In May this year ORS released Words into Sporting Action, a practical guide to achieve gender equity in sport and recreation organisations and improve performance, as a guide for organisations to help achieve particularly equal representation of women and men in senior leadership roles. The South Australian government has established a women in sport task force, and that is led by parliamentary secretary to the Premier, Ms Katrine Hildyard MP, and the Office for Women is a member of that task force. I know the Hon. Tammy Franks would know Katrine Hildyard extremely well, and again she has been a strong and forceful campaigner for particularly pay equity for women and has a long track record in this space. Katrine is really working very hard in this space at the moment.
The task force also includes representatives from the Office for Recreation and Sport, as well as high profile sports women, sporting body representatives and event managers. The group aims to increase the number of spectators, both in venues and TV for women in sport. I think with the increased recognition of women we could expect that that would result in an increase in pay equity as well as prize money. We know there are significant differences in the sort of prize moneys that women can achieve in sport compared with men.
A report released by the Australian Sports Commission showed that women’s sport makes up at least 7 per cent of TV and print sports coverage, although the vast majority of stories, 85 per cent, were positive, 58 per cent of people surveyed felt that not enough coverage was dedicated to women in sport. The task force aims to close the pay gap between male and female athletes and attract more sporting events to Adelaide. A social media campaign will be launched using the hashtag ‘watch the woman’ to encourage big crowds to attend female contests in codes such as football, soccer, cricket, netball and basketball. The task force will make recommendations to the state government and sporting bodies such as the AFL, and the women’s football curtain-raiser ahead of the showdown between Port Adelaide and the Crows has been flagged as a type of event that could instigate significant interest.
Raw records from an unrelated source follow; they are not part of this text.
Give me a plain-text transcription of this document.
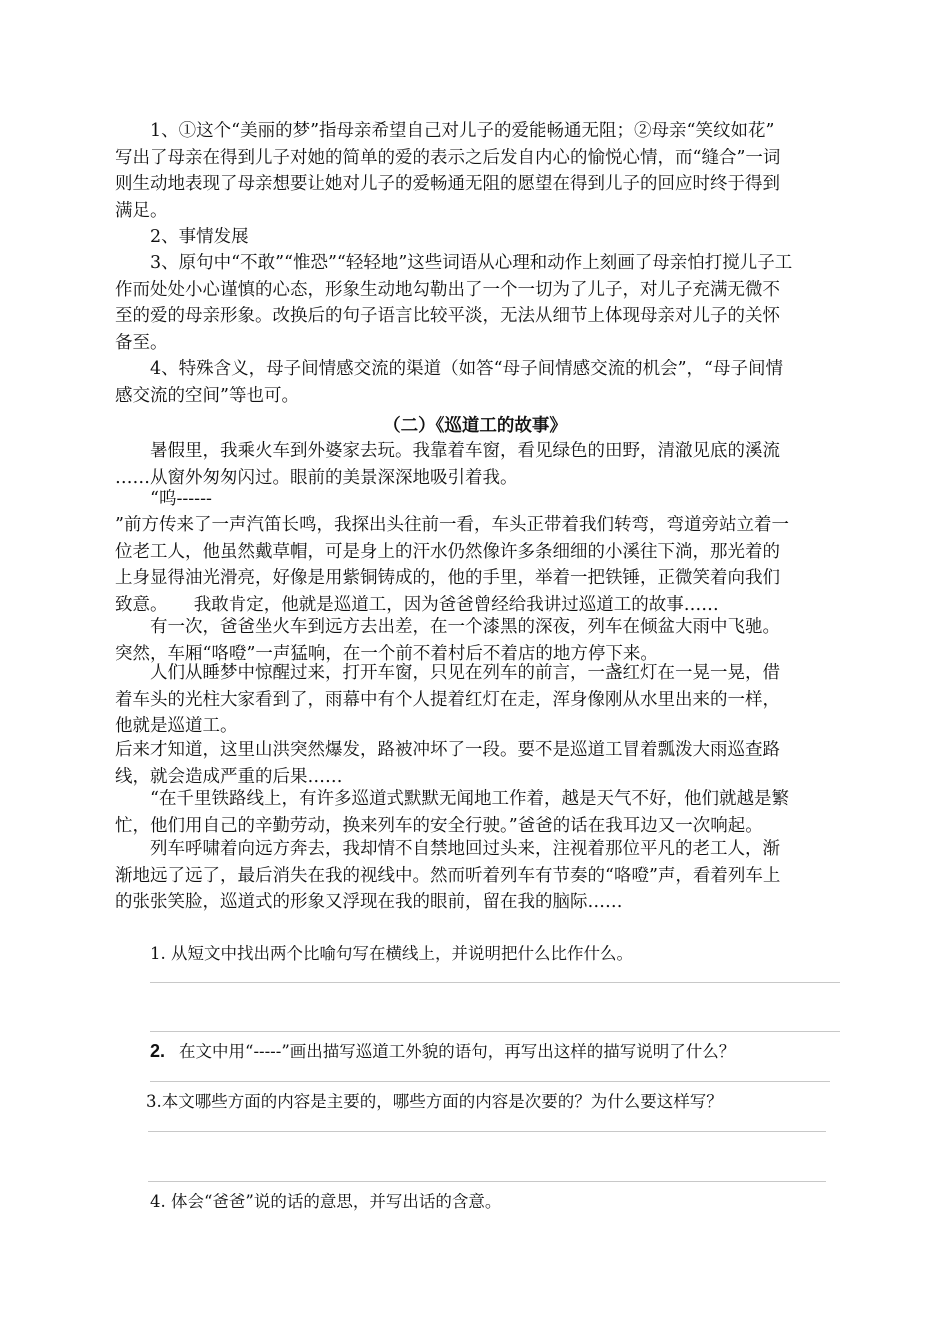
　　1、①这个“美丽的梦”指母亲希望自己对儿子的爱能畅通无阻；②母亲“笑纹如花”
写出了母亲在得到儿子对她的简单的爱的表示之后发自内心的愉悦心情，而“缝合”一词
则生动地表现了母亲想要让她对儿子的爱畅通无阻的愿望在得到儿子的回应时终于得到
满足。
　　2、事情发展
　　3、原句中“不敢”“惟恐”“轻轻地”这些词语从心理和动作上刻画了母亲怕打搅儿子工
作而处处小心谨慎的心态，形象生动地勾勒出了一个一切为了儿子，对儿子充满无微不
至的爱的母亲形象。改换后的句子语言比较平淡，无法从细节上体现母亲对儿子的关怀
备至。
　　4、特殊含义，母子间情感交流的渠道（如答“母子间情感交流的机会”，“母子间情
感交流的空间”等也可。
（二）《巡道工的故事》
　　暑假里，我乘火车到外婆家去玩。我靠着车窗，看见绿色的田野，清澈见底的溪流
……从窗外匆匆闪过。眼前的美景深深地吸引着我。
　　“呜------
”前方传来了一声汽笛长鸣，我探出头往前一看，车头正带着我们转弯，弯道旁站立着一
位老工人，他虽然戴草帽，可是身上的汗水仍然像许多条细细的小溪往下淌，那光着的
上身显得油光滑亮，好像是用紫铜铸成的，他的手里，举着一把铁锤，正微笑着向我们
致意。　　我敢肯定，他就是巡道工，因为爸爸曾经给我讲过巡道工的故事……
　　有一次，爸爸坐火车到远方去出差，在一个漆黑的深夜，列车在倾盆大雨中飞驰。
突然，车厢“咯噔”一声猛响，在一个前不着村后不着店的地方停下来。
　　人们从睡梦中惊醒过来，打开车窗，只见在列车的前言，一盏红灯在一晃一晃，借
着车头的光柱大家看到了，雨幕中有个人提着红灯在走，浑身像刚从水里出来的一样，
他就是巡道工。
后来才知道，这里山洪突然爆发，路被冲坏了一段。要不是巡道工冒着瓢泼大雨巡查路
线，就会造成严重的后果……
　　“在千里铁路线上，有许多巡道式默默无闻地工作着，越是天气不好，他们就越是繁
忙，他们用自己的辛勤劳动，换来列车的安全行驶。”爸爸的话在我耳边又一次响起。
　　列车呼啸着向远方奔去，我却情不自禁地回过头来，注视着那位平凡的老工人，渐
渐地远了远了，最后消失在我的视线中。然而听着列车有节奏的“咯噔”声，看着列车上
的张张笑脸，巡道式的形象又浮现在我的眼前，留在我的脑际……
1. 从短文中找出两个比喻句写在横线上，并说明把什么比作什么。
2. 在文中用“-----”画出描写巡道工外貌的语句，再写出这样的描写说明了什么？
3.本文哪些方面的内容是主要的，哪些方面的内容是次要的？为什么要这样写？
4. 体会“爸爸”说的话的意思，并写出话的含意。
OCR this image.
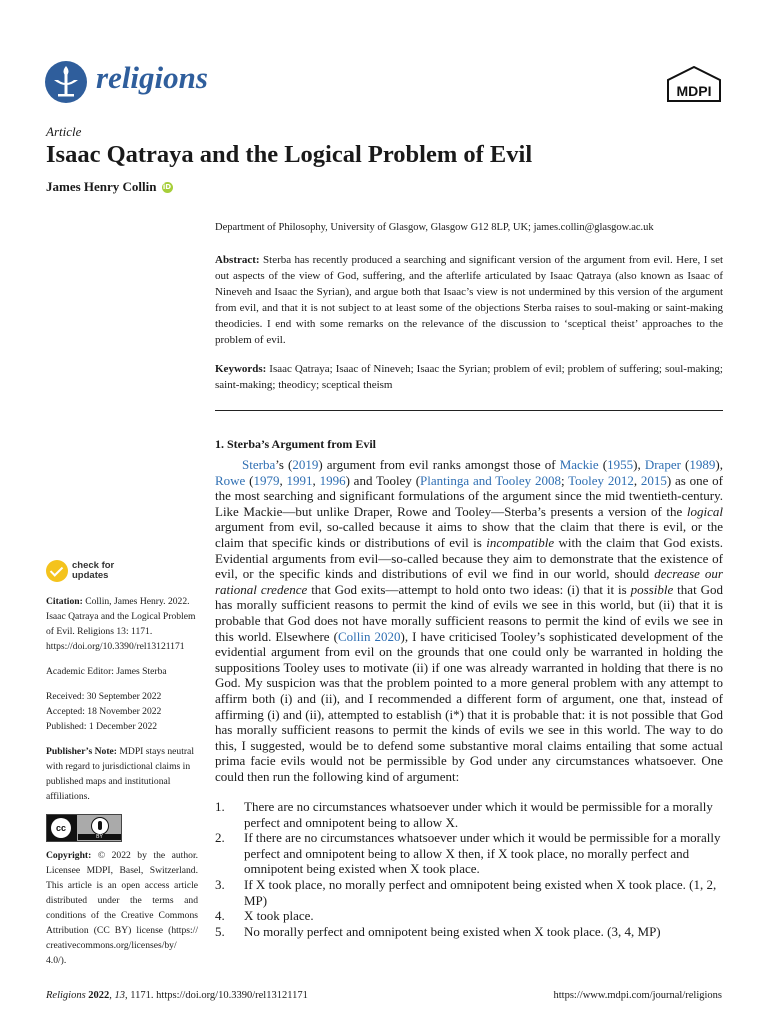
religions	MDPI
Article
Isaac Qatraya and the Logical Problem of Evil
James Henry Collin iD
Department of Philosophy, University of Glasgow, Glasgow G12 8LP, UK; james.collin@glasgow.ac.uk
Abstract: Sterba has recently produced a searching and significant version of the argument from evil. Here, I set out aspects of the view of God, suffering, and the afterlife articulated by Isaac Qatraya (also known as Isaac of Nineveh and Isaac the Syrian), and argue both that Isaac’s view is not undermined by this version of the argument from evil, and that it is not subject to at least some of the objections Sterba raises to soul-making or saint-making theodicies. I end with some remarks on the relevance of the discussion to ‘sceptical theist’ approaches to the problem of evil.
Keywords: Isaac Qatraya; Isaac of Nineveh; Isaac the Syrian; problem of evil; problem of suffering; soul-making; saint-making; theodicy; sceptical theism
check for
updates
Citation: Collin, James Henry. 2022. Isaac Qatraya and the Logical Problem of Evil. Religions 13: 1171. https://doi.org/10.3390/rel13121171
Academic Editor: James Sterba
Received: 30 September 2022
Accepted: 18 November 2022
Published: 1 December 2022
Publisher’s Note: MDPI stays neutral with regard to jurisdictional claims in published maps and institutional affiliations.
cc
BY
Copyright: © 2022 by the author. Licensee MDPI, Basel, Switzerland. This article is an open access article distributed under the terms and conditions of the Creative Commons Attribution (CC BY) license (https:// creativecommons.org/licenses/by/ 4.0/).
1. Sterba’s Argument from Evil

Sterba’s (2019) argument from evil ranks amongst those of Mackie (1955), Draper (1989), Rowe (1979, 1991, 1996) and Tooley (Plantinga and Tooley 2008; Tooley 2012, 2015) as one of the most searching and significant formulations of the argument since the mid twentieth-century. Like Mackie—but unlike Draper, Rowe and Tooley—Sterba’s presents a version of the logical argument from evil, so-called because it aims to show that the claim that there is evil, or the claim that specific kinds or distributions of evil is incompatible with the claim that God exists. Evidential arguments from evil—so-called because they aim to demonstrate that the existence of evil, or the specific kinds and distributions of evil we find in our world, should decrease our rational credence that God exits—attempt to hold onto two ideas: (i) that it is possible that God has morally sufficient reasons to permit the kind of evils we see in this world, but (ii) that it is probable that God does not have morally sufficient reasons to permit the kind of evils we see in this world. Elsewhere (Collin 2020), I have criticised Tooley’s sophisticated development of the evidential argument from evil on the grounds that one could only be warranted in holding the suppositions Tooley uses to motivate (ii) if one was already warranted in holding that there is no God. My suspicion was that the problem pointed to a more general problem with any attempt to affirm both (i) and (ii), and I recommended a different form of argument, one that, instead of affirming (i) and (ii), attempted to establish (i*) that it is probable that: it is not possible that God has morally sufficient reasons to permit the kinds of evils we see in this world. The way to do this, I suggested, would be to defend some substantive moral claims entailing that some actual prima facie evils would not be permissible by God under any circumstances whatsoever. One could then run the following kind of argument:

1.	There are no circumstances whatsoever under which it would be permissible for a morally perfect and omnipotent being to allow X.
2.	If there are no circumstances whatsoever under which it would be permissible for a morally perfect and omnipotent being to allow X then, if X took place, no morally perfect and omnipotent being existed when X took place.
3.	If X took place, no morally perfect and omnipotent being existed when X took place. (1, 2, MP)
4.	X took place.
5.	No morally perfect and omnipotent being existed when X took place. (3, 4, MP)
Religions 2022, 13, 1171. https://doi.org/10.3390/rel13121171	https://www.mdpi.com/journal/religions
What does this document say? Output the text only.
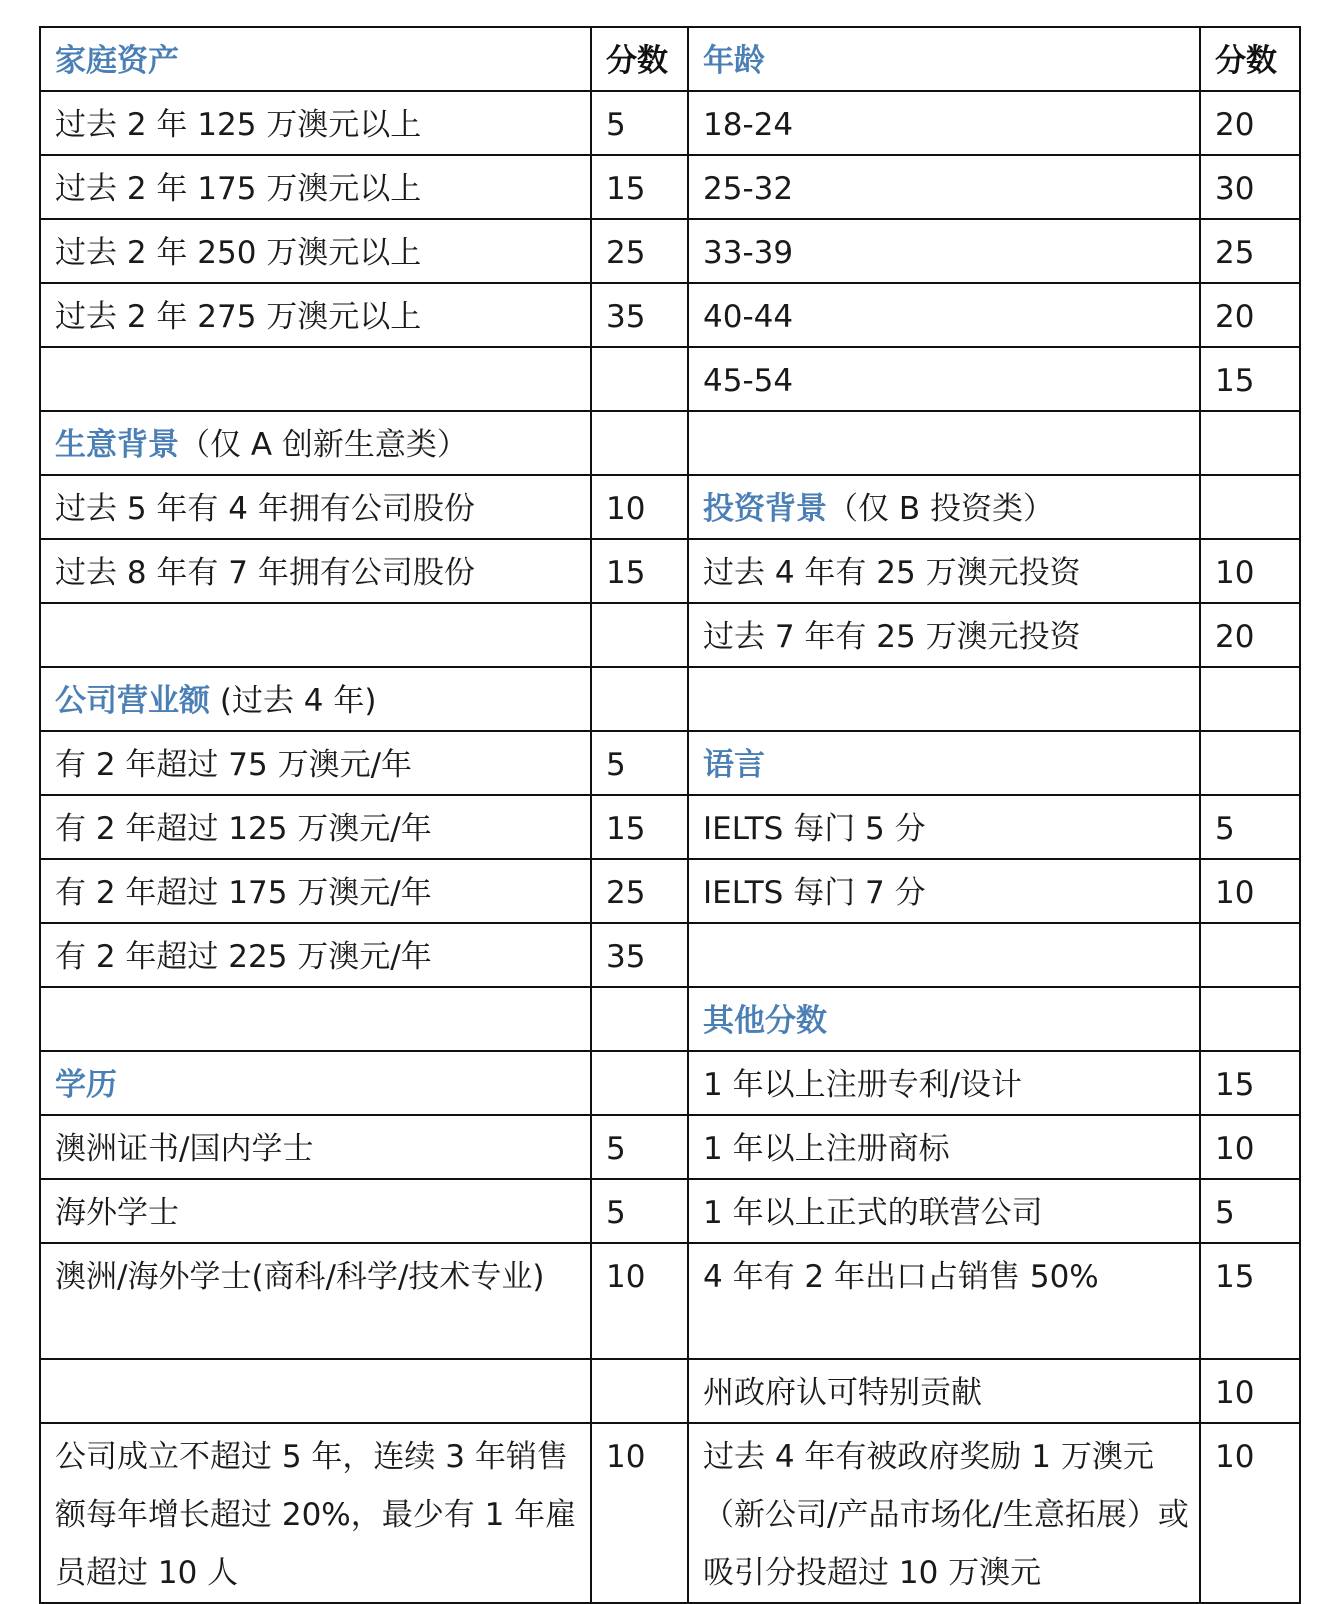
家庭资产	分数	年龄	分数
过去 2 年 125 万澳元以上	5	18-24	20
过去 2 年 175 万澳元以上	15	25-32	30
过去 2 年 250 万澳元以上	25	33-39	25
过去 2 年 275 万澳元以上	35	40-44	20
		45-54	15
生意背景（仅 A 创新生意类）			
过去 5 年有 4 年拥有公司股份	10	投资背景（仅 B 投资类）	
过去 8 年有 7 年拥有公司股份	15	过去 4 年有 25 万澳元投资	10
		过去 7 年有 25 万澳元投资	20
公司营业额 (过去 4 年)			
有 2 年超过 75 万澳元/年	5	语言	
有 2 年超过 125 万澳元/年	15	IELTS 每门 5 分	5
有 2 年超过 175 万澳元/年	25	IELTS 每门 7 分	10
有 2 年超过 225 万澳元/年	35		
		其他分数	
学历		1 年以上注册专利/设计	15
澳洲证书/国内学士	5	1 年以上注册商标	10
海外学士	5	1 年以上正式的联营公司	5
澳洲/海外学士(商科/科学/技术专业)	10	4 年有 2 年出口占销售 50%	15
		州政府认可特别贡献	10
公司成立不超过 5 年，连续 3 年销售额每年增长超过 20%，最少有 1 年雇员超过 10 人	10	过去 4 年有被政府奖励 1 万澳元（新公司/产品市场化/生意拓展）或吸引分投超过 10 万澳元	10
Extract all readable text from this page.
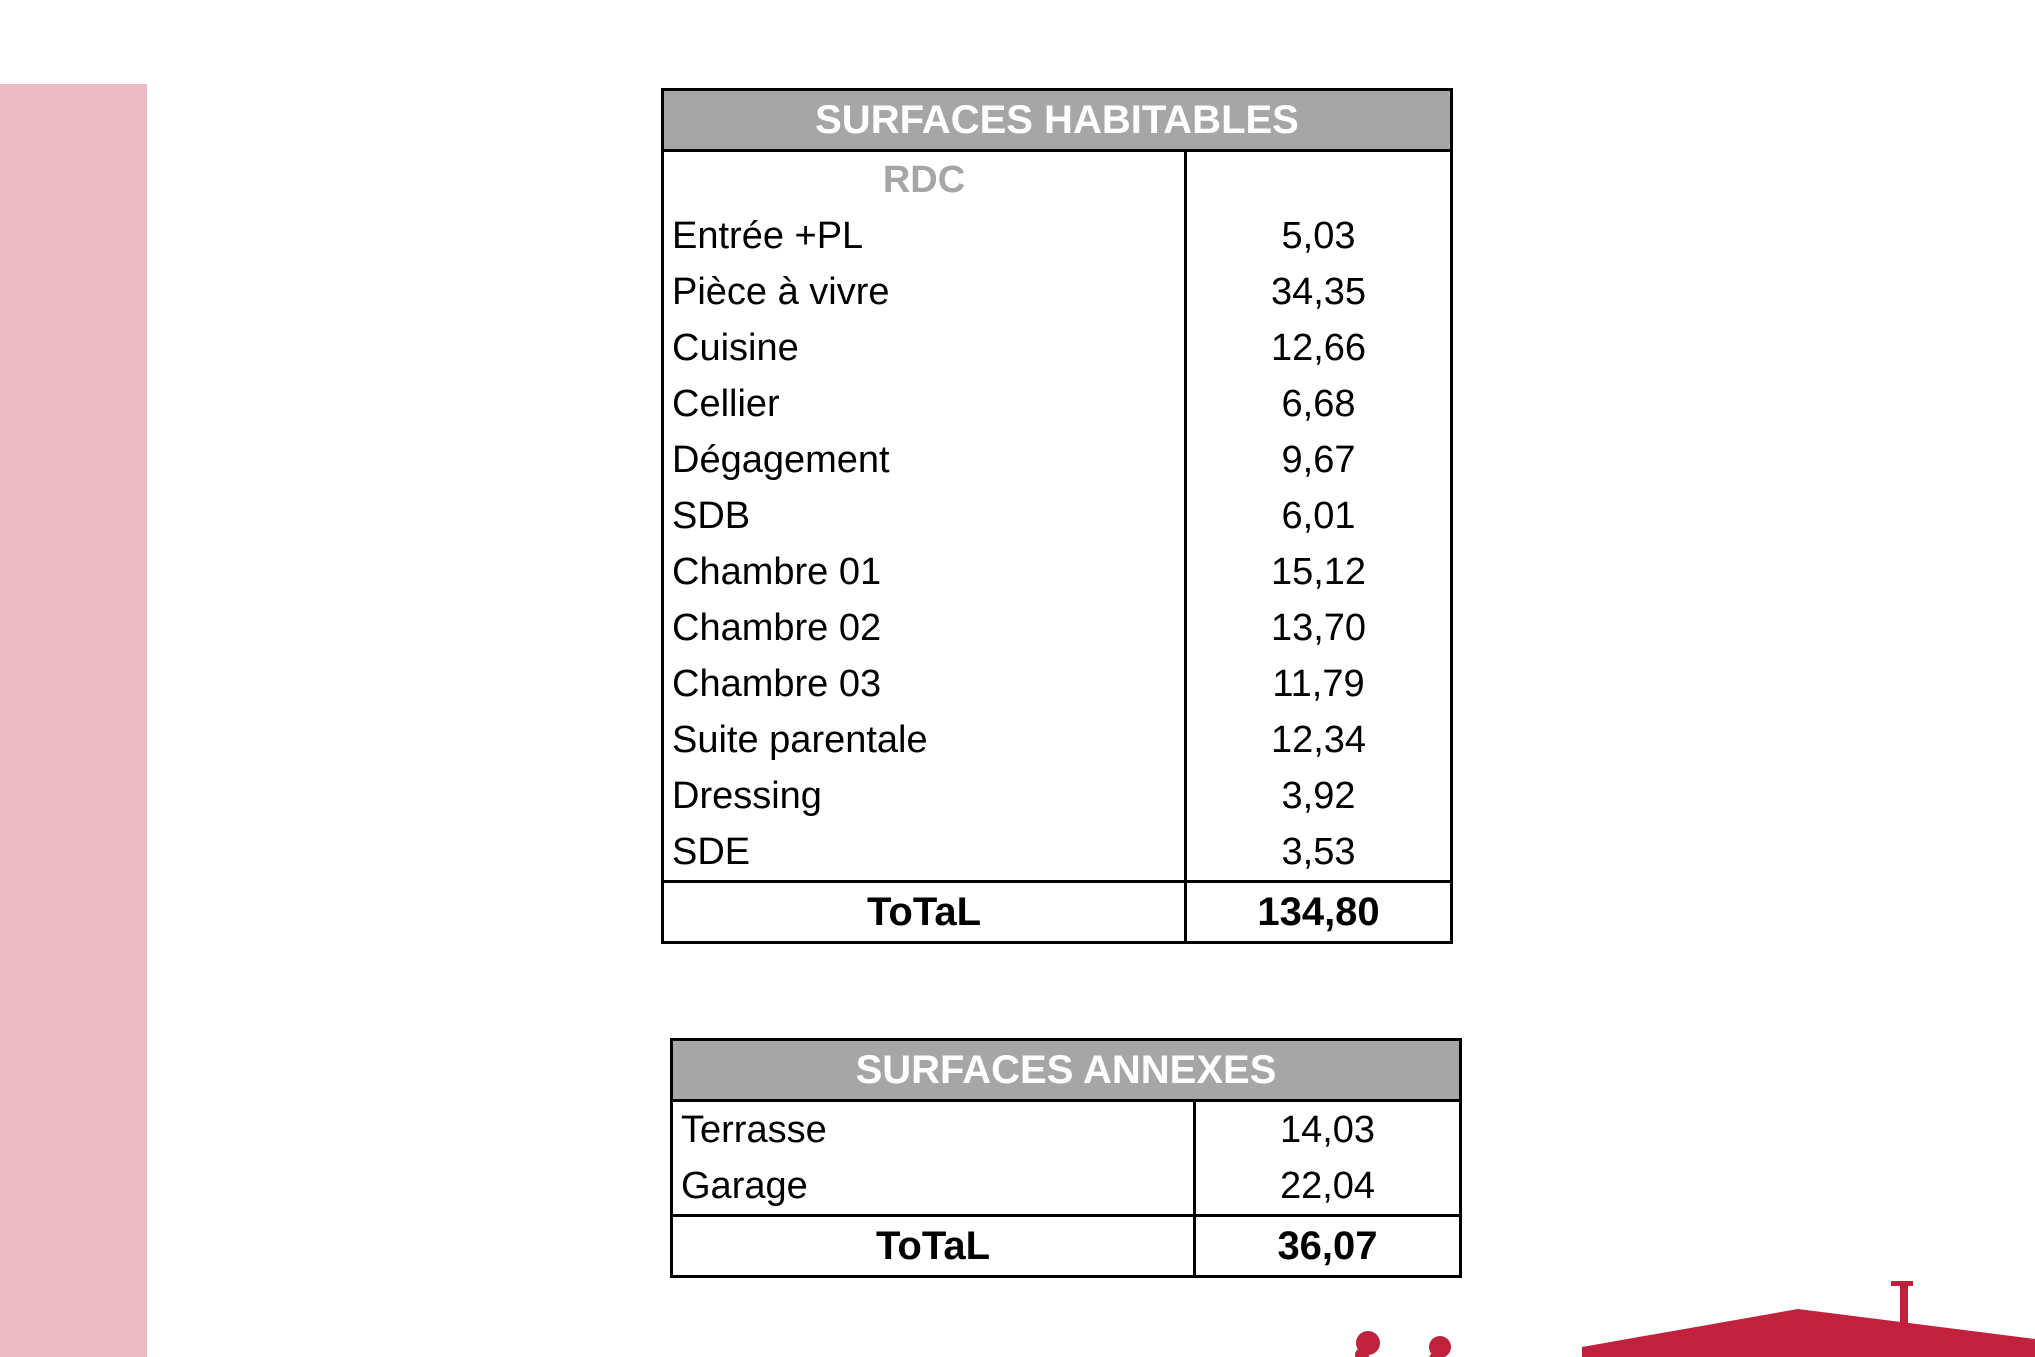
SURFACES HABITABLES
RDC
Entrée +PL
Pièce à vivre
Cuisine
Cellier
Dégagement
SDB
Chambre 01
Chambre 02
Chambre 03
Suite parentale
Dressing
SDE
5,03
34,35
12,66
6,68
9,67
6,01
15,12
13,70
11,79
12,34
3,92
3,53
ToTaL	134,80
SURFACES ANNEXES
Terrasse
Garage
14,03
22,04
ToTaL	36,07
There are also issues around women in sport governance that quite a lot of work has been done around, but I won’t go into that in detail. If the Hon. Tammy Franks wants that information, I am happy to make that available to her, and also obviously there is quite a bit of detail around Words into Sporting Action that I can also make available to those members that are interested.
In terms of general society, because sport actually reflects what is going on in general society, there are a whole raft of strategies that I know the Hon. Tammy Franks is aware of in terms of trying to encourage particularly young girls into non-traditional occupations, particularly those high-tech STEM areas. We have a program of attracting young girls into STEM. These are the higher paid jobs and we are trying to, again, shift women into non-traditional areas of occupation, because we know that the workforce is split into two areas where men tend to be highly represented and those of women. Of course, those areas where men are highly represented are more often than not paid more than that of women.
There are issues around workplace flexibility, so women having access to the workplace and being able to return after maternity leave or other caring leave and to be able to fit their work commitments with their caring obligations and also to distribute more of those caring obligations to be able to share more of that with men is another area that we have also done significant work in. There are significant programs and strategies that I could go into, but that is a thumbnail sketch for the purposes of answering the question here today.